Следующее испытание проходило в фронтовых условиях. Минное поле было на территории, недавно отвоеванной у врага. Обширное пространство уже успело зарасти высокой густой травой. Кое-где виднелись колючая проволока и таблички с надписями по-немецки: «Achtung! Minen!» Солдат-вожатый Садищев, бывший осоавиахимовец, подружившийся с собаками еще в клубе служебного собаководства, прошел с Фросей все поле. Ни одной мины не нашел. Вернувшись, вожатый доложил начальнику школы, в то время еще полковнику:
– Товарищ полковник, мин нет.
– Как нет?!
Пошли, проверили обычными средствами.
Действительно – нет. Собака не ошиблась.
Очевидно, враги, отходя, нарочно поставили таблички с надписями, чтобы ввести в заблуждение.
Как ни странно, но именно после этой проверки, хотя мин не нашлось, произошел окончательный перелом во взглядах высшего командования на возможность использования собак для минно-розыскной службы. Однако потребовалось еще некоторое время, чтобы эта служба завоевала полное доверие.
Капитан рассказывал, что первое время получалось так:
– Отведут подразделению заминированный участок, обычно где-нибудь в стороне от главного направления, – и работай. Когда минеры закончат участок– неделей раньше или позже, никого особенно не интересовало. Находят они мины, обезвреживают их, складывают, а тем временем где-то вдалеке грохочет бой. Чувствовали себя, как на отшибе.
Работа шла спокойно, даже чересчур спокойно.
И вдруг спешный вызов и переброска самолетом в город В.
В. только что отбит у врага. В нем большой аэродром. Аэродром нужен для нашей авиации. А на взлетной площадке подрываются самолеты. Саперы ищут мины – не находят. А взрывы продолжаются. Тогда вспомнили о собаках.
Условия для работы были очень, сложные: весенняя грязь, местами – лед, под ним вода.
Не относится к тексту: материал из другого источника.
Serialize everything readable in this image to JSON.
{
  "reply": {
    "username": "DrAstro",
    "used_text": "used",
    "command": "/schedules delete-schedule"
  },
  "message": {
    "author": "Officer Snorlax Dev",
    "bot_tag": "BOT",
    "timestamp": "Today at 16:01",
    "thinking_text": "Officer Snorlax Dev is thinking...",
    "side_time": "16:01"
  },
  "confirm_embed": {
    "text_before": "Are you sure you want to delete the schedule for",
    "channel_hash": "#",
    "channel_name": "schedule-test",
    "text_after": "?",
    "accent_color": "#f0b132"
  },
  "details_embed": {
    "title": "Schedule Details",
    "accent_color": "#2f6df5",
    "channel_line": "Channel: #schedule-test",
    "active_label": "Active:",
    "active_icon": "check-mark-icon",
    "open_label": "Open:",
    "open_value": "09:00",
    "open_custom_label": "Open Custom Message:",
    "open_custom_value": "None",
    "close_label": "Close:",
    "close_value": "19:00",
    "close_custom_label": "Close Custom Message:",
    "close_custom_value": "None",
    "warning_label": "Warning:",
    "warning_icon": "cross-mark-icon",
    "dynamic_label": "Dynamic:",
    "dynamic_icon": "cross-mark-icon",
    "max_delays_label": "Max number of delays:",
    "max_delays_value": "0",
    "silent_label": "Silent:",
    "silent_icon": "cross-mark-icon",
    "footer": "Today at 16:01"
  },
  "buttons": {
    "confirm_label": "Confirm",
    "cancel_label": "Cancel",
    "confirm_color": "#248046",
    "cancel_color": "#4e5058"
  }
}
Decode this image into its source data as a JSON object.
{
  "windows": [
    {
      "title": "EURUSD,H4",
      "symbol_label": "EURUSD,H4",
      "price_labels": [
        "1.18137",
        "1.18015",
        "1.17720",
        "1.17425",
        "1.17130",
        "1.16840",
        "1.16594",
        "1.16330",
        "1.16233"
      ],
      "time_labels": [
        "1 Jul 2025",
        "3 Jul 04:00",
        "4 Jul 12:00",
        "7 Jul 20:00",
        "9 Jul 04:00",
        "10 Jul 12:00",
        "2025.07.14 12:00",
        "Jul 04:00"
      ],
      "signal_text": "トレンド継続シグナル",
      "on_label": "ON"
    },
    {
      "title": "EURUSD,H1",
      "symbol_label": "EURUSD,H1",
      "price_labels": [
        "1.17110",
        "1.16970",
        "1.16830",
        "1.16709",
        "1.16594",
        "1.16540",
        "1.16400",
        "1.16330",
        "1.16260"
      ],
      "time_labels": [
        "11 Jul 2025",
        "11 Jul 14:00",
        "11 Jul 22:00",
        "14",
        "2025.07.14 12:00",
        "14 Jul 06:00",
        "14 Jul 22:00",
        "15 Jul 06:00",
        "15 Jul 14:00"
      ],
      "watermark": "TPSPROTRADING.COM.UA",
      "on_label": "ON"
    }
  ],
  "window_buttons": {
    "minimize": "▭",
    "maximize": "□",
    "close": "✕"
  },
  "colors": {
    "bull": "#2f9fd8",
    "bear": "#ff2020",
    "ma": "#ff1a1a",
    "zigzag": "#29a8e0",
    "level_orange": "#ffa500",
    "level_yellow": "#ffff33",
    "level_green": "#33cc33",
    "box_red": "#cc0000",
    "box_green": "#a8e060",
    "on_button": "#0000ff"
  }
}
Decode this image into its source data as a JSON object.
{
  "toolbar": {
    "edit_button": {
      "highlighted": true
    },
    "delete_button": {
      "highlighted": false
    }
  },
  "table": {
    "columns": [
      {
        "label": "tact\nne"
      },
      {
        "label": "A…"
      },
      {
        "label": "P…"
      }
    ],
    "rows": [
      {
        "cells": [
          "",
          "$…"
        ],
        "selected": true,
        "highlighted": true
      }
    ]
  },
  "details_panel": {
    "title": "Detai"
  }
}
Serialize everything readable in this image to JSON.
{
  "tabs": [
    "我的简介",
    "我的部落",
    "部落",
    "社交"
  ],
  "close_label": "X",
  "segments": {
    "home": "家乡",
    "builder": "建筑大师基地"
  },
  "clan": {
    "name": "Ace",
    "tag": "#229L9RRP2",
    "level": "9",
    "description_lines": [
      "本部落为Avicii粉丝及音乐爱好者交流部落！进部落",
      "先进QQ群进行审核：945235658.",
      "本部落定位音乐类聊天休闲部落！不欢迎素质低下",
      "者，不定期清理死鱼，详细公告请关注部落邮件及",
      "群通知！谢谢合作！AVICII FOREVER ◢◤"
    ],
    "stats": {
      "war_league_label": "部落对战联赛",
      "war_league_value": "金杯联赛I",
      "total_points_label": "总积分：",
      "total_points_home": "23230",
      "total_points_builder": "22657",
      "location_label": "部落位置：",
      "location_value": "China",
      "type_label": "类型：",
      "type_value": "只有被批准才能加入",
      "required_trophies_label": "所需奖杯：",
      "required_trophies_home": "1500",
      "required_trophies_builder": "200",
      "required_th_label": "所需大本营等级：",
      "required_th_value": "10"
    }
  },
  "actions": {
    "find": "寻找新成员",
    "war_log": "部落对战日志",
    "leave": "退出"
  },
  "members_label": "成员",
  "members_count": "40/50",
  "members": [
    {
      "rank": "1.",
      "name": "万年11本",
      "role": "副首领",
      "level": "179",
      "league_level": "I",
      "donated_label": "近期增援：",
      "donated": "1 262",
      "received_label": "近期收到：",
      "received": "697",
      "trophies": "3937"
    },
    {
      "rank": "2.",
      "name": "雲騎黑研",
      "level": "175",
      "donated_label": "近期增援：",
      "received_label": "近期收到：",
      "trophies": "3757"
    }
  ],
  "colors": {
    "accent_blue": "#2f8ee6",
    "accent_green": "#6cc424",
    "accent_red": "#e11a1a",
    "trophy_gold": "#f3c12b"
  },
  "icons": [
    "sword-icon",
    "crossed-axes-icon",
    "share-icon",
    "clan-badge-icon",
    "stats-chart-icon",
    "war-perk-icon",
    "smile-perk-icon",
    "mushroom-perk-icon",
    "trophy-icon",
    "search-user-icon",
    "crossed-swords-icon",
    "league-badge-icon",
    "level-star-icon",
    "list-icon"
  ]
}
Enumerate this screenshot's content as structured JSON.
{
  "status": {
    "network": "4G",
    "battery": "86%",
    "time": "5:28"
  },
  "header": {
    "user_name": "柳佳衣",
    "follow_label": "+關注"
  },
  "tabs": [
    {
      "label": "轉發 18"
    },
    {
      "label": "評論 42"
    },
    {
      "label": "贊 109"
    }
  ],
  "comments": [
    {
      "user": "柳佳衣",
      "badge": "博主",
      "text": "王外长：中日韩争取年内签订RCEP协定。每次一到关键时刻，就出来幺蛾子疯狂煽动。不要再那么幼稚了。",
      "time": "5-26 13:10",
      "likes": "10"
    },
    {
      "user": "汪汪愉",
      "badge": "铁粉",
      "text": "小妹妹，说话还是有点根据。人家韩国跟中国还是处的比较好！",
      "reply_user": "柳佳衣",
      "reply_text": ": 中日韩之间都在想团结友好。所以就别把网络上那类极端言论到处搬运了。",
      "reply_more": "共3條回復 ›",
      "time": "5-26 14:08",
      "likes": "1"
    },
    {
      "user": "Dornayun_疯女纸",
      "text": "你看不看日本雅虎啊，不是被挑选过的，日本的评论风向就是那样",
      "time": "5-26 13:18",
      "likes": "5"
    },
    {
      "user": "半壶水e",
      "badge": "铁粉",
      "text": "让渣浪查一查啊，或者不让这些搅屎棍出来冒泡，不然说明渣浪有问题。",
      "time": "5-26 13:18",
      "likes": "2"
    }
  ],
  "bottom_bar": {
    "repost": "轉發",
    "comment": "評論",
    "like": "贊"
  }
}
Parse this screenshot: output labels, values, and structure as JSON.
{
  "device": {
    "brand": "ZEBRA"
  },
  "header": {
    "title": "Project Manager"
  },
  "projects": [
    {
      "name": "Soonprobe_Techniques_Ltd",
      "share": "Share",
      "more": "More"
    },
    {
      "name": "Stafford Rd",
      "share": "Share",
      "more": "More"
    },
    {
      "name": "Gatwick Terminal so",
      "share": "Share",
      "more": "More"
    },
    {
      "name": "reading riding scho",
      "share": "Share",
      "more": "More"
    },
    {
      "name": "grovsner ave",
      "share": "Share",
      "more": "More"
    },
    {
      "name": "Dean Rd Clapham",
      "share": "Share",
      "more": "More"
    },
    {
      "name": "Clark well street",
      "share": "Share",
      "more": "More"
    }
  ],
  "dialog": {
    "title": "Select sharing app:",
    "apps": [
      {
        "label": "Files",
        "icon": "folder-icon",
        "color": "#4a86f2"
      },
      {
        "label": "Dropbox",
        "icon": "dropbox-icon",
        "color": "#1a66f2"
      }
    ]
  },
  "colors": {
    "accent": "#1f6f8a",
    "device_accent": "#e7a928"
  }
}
Пошли. Первую мину нашел Альф. Капитан сам пошел с ним, понимая ответственность момента. Потом Джульбарс обнаружил одну за другой целых пять мин. Мины оказались в деревянном корпусе, потому их и не могли найти минеры с электрическими искателями. Отличился и Харш: обнаружил четыре мины. И – все. Десять мин. Больше не было. Они стояли узкой полоской вдоль стартовой линии. Вся работа продолжалась час с небольшим.
Командование не поверило, что аэродром разминирован. Заставили искать еще. Работали еще три дня – больше ничего не нашли. С аэродрома тем временем уже взлетали эскадрильи краснозвездных боевых самолетов.
Это обстоятельство совпало по времени с моментом решительного перелома в ходе войны, когда стала быстро расти потребность в разминировании. Собак миннорозыскной службы начали в обязательном порядке придавать всем инженерным частям. Были созданы специальные подразделения минно-розыскных собак, которые перебрасывались на различные участки фронта по мере возникновения надобности.
Для минно-розыскной службы оказались пригодными собаки многих пород, но в нашем подразделении предпочитали все же восточно-европейских овчарок. Оно было укомплектовано исключительно ими. И овчарки, которые раньше назывались немецкими, очень хорошо служили нам в борьбе с немецким фашизмом.
4
Наше подразделение почти непрерывно передвигается. Отвоевана у врага территория – требуется произвести разминирование. Готовится наступление – опять вызывают минеров с собаками – делать проходы в минных полях.
Забыты времена, про которые еще недавно рассказывал капитан. Теперь мы уже работаем не на отшибе, мы обязательный род оружия, полноправные и непременные члены огромного фронтового коллектива. Мы приносим реальную и немалую пользу, наше участие необходимо там и тут, и потому нас так часто перебрасывают по линии фронта.